Soon after mesocosm establishment and before weeds were sprayed, we found more mosquito larvae in mesocosms with weeds, as expected. After several initial samples were completed, we applied glyphosate to five of the water hyacinth tanks and five weed-free tanks, and applied fluridone to five of the Brazilian water weed tanks and five weed-free tanks; unsprayed tanks of each type served as controls. We continued to measure invertebrates and the growth and survival of mosquitoes in all tanks over the next few weeks. Afterward, we removed wild mosquitoes with a short-acting larvicide and put nets over the tanks, so that we could measure the growth and survival of a standard-sized group of mosquito larvae in each tank when weeds were actively decomposing. Preliminary results for this part of the study showed that about two weeks into weed decomposition, there were many more mosquito larvae in decaying water hyacinth than in living water hyacinth (Figure 2; difference was statistically significant). Results were inconclusive for Brazilian water weed and so part of the experiment will be repeated in 2016.

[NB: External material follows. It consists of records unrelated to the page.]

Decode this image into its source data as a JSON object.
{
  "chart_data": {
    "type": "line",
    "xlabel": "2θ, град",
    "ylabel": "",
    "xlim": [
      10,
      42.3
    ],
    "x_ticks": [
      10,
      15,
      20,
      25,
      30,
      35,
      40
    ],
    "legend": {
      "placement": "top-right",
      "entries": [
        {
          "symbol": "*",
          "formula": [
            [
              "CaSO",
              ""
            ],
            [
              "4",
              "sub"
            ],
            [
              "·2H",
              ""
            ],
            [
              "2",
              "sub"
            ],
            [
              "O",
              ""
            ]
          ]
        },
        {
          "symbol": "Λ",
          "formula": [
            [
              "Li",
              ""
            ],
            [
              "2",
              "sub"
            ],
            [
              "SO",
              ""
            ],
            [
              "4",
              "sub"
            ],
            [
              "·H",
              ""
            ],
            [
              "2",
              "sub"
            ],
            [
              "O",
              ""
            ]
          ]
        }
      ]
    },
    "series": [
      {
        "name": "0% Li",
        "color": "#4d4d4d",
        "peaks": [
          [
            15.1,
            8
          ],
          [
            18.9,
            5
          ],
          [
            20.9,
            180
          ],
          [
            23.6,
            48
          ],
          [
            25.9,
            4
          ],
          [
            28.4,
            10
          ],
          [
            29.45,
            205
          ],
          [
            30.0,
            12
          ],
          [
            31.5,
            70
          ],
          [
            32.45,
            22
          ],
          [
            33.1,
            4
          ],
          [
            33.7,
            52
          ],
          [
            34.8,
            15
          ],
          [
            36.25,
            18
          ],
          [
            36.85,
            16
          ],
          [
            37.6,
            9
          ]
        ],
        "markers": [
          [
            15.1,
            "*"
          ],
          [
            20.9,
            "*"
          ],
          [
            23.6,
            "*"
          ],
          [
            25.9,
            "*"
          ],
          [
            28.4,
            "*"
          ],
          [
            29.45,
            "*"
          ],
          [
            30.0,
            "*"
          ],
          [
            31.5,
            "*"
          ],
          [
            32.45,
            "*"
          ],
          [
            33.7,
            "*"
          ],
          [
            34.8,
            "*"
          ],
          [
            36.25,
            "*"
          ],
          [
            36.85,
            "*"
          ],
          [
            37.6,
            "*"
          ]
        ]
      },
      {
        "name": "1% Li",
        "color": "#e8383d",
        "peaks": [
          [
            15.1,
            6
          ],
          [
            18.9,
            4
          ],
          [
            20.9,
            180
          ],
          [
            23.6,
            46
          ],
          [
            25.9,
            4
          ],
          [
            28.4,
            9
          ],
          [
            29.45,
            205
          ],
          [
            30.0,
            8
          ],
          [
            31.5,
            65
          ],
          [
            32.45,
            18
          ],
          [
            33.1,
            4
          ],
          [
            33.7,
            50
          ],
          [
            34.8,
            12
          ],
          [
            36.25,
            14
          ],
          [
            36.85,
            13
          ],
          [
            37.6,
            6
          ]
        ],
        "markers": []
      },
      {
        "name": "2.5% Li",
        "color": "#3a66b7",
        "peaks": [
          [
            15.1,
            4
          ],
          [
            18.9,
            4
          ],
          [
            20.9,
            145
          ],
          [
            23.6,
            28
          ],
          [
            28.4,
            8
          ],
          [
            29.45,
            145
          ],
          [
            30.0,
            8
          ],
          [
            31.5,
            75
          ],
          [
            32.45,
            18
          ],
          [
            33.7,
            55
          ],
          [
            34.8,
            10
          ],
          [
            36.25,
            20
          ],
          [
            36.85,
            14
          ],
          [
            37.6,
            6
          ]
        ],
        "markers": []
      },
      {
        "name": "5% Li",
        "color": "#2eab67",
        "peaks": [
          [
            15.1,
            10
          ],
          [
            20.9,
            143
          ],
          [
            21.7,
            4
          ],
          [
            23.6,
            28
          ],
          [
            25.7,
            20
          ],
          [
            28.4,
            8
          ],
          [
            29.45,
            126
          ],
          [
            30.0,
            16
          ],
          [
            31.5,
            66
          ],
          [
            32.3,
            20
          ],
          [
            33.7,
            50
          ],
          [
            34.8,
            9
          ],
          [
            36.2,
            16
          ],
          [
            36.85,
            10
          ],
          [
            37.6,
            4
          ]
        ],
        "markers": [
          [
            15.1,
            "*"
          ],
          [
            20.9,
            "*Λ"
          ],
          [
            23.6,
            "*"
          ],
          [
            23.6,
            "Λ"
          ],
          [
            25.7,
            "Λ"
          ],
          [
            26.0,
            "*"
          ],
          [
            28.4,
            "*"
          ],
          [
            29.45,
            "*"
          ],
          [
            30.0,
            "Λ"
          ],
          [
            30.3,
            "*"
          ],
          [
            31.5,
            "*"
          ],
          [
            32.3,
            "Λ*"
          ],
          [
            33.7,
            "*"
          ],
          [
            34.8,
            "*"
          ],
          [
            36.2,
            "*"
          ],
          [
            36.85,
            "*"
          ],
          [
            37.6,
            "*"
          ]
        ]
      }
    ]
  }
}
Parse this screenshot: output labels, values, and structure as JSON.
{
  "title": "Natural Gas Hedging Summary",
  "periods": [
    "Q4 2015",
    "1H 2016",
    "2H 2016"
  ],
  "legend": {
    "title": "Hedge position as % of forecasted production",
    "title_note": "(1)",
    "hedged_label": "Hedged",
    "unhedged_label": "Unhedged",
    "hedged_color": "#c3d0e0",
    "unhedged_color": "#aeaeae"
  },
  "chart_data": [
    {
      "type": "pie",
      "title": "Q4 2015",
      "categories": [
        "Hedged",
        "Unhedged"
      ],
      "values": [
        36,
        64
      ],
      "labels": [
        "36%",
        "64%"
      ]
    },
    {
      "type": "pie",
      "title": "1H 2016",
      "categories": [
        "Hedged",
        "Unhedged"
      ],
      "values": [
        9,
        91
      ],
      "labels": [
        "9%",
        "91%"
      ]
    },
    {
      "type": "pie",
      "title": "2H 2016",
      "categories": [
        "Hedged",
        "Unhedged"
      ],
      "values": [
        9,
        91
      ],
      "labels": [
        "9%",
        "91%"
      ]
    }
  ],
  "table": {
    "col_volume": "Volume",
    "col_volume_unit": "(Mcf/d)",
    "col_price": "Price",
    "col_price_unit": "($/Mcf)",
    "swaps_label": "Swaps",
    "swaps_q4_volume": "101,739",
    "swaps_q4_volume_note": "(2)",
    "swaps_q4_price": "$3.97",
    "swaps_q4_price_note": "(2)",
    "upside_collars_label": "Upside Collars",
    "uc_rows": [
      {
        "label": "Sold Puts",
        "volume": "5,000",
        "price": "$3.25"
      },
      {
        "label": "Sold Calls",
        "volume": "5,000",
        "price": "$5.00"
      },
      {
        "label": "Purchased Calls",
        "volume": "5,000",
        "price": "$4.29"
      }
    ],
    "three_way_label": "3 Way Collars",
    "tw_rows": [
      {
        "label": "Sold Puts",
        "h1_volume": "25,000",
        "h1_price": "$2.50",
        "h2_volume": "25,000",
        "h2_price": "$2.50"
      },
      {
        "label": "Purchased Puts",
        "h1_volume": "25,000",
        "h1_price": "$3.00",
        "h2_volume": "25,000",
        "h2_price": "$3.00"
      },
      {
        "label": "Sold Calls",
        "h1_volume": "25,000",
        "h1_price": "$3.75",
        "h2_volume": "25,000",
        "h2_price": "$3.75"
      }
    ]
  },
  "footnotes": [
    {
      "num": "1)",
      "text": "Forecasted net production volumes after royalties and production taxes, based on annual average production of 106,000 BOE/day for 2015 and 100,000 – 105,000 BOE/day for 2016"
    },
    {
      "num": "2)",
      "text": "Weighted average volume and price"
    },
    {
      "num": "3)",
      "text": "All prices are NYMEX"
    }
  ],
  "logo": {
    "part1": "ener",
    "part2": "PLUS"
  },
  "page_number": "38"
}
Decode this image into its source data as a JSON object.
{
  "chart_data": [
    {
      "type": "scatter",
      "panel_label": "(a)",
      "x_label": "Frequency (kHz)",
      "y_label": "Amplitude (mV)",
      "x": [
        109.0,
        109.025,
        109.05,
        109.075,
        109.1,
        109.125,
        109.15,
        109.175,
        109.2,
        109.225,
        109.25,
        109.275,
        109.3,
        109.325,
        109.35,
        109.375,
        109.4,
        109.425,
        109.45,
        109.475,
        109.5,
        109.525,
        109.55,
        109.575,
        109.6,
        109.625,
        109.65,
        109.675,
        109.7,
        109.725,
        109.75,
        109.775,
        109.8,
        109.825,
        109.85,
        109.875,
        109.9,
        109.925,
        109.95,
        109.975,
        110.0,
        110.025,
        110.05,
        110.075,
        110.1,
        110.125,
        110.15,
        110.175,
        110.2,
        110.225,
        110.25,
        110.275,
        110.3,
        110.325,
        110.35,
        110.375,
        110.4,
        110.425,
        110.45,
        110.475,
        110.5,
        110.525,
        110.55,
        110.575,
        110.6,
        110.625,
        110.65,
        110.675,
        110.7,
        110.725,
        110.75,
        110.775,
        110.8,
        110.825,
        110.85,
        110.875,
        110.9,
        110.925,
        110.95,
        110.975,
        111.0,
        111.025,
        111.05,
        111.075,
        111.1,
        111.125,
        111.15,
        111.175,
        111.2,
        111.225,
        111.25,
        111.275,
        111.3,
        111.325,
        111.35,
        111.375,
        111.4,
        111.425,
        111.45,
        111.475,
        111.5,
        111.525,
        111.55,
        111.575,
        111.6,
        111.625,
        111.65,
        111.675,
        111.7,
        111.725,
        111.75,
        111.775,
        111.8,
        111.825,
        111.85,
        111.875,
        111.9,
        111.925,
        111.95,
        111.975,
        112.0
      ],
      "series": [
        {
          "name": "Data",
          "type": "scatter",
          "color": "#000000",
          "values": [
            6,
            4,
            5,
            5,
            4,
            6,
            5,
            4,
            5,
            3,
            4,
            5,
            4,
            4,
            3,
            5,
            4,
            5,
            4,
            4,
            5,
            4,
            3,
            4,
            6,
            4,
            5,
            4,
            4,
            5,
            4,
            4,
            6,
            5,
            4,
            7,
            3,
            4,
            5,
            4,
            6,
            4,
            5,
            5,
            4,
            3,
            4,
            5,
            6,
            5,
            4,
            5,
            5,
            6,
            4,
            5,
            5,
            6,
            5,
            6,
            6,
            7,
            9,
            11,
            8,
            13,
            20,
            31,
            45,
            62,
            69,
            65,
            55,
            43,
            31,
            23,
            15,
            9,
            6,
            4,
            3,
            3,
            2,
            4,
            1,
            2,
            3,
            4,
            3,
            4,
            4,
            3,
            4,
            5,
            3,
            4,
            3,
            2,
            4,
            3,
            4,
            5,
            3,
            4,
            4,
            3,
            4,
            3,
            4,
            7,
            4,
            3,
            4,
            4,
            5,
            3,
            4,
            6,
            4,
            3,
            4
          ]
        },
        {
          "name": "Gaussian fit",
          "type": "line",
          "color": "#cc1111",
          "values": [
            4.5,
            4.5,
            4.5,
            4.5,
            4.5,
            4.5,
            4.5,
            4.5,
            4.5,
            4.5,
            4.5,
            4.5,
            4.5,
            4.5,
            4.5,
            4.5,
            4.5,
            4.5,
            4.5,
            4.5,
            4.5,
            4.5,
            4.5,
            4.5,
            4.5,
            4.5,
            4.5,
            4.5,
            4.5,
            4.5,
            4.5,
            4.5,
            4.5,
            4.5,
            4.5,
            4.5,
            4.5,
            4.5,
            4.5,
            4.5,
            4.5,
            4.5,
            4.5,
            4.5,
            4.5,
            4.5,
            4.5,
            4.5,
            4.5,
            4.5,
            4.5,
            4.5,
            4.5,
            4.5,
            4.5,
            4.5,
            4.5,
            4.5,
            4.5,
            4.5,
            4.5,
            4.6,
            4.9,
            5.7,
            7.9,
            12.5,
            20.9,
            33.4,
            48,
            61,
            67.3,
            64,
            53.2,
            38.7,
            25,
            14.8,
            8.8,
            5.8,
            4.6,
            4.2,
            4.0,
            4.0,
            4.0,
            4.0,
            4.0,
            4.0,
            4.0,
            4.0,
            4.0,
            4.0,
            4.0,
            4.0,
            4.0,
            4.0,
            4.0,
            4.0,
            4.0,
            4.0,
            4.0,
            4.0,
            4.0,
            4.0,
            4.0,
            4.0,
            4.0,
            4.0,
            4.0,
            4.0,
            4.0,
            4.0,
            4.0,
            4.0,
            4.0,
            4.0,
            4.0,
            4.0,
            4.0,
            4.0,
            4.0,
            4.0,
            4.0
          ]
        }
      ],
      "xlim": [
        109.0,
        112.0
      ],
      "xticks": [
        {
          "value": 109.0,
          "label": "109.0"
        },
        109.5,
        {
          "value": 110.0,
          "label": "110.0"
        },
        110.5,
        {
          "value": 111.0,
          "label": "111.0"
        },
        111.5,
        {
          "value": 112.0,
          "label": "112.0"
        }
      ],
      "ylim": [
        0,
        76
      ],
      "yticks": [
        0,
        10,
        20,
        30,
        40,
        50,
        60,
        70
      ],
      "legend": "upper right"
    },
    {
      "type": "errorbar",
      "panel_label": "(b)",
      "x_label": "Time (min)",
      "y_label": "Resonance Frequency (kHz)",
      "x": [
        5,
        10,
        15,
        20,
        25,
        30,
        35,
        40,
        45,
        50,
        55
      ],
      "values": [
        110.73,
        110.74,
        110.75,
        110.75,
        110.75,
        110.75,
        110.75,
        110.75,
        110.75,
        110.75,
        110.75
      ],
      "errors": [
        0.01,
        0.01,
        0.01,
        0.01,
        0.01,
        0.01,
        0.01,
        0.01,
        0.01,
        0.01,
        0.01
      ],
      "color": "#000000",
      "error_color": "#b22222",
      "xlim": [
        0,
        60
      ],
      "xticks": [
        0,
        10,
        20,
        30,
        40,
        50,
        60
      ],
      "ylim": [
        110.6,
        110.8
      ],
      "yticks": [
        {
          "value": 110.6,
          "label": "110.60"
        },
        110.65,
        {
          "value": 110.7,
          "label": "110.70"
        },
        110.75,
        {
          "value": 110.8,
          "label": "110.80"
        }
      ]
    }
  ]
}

To determine broad-scale associations between vector mosquitoes, other taxa, and weeds, in 2016-2017 we will conduct surveys of mosquito larvae and other invertebrate within weed beds in approximately 20 backwater channel areas in the Southern Delta, again focusing on water hyacinth and Brazilian water weed. We will also run light traps to collect adult mosquitoes in these areas. We will survey weed beds of each type at least three times before and after scheduled herbicide treatments applied by California Boating and Waterways, as well as surveying untreated sites for each weed. Post-treatment samples will allow us to document changes in mosquitoes and other invertebrates.
In combination, mesocosm experiments and surveys will advance knowledge about the kinds and abundances of larval mosquitoes that exploit various aquatic macrophytes, as well as the effects of weed treatments on mosquito abundances. Additionally, data on other macroinvertebrates will enhance understanding of the ecology of the Delta. We anticipate that our results will be of great interest to Mosquito and Vector Control Districts, other public health agencies, environmental agencies, and many private citizens.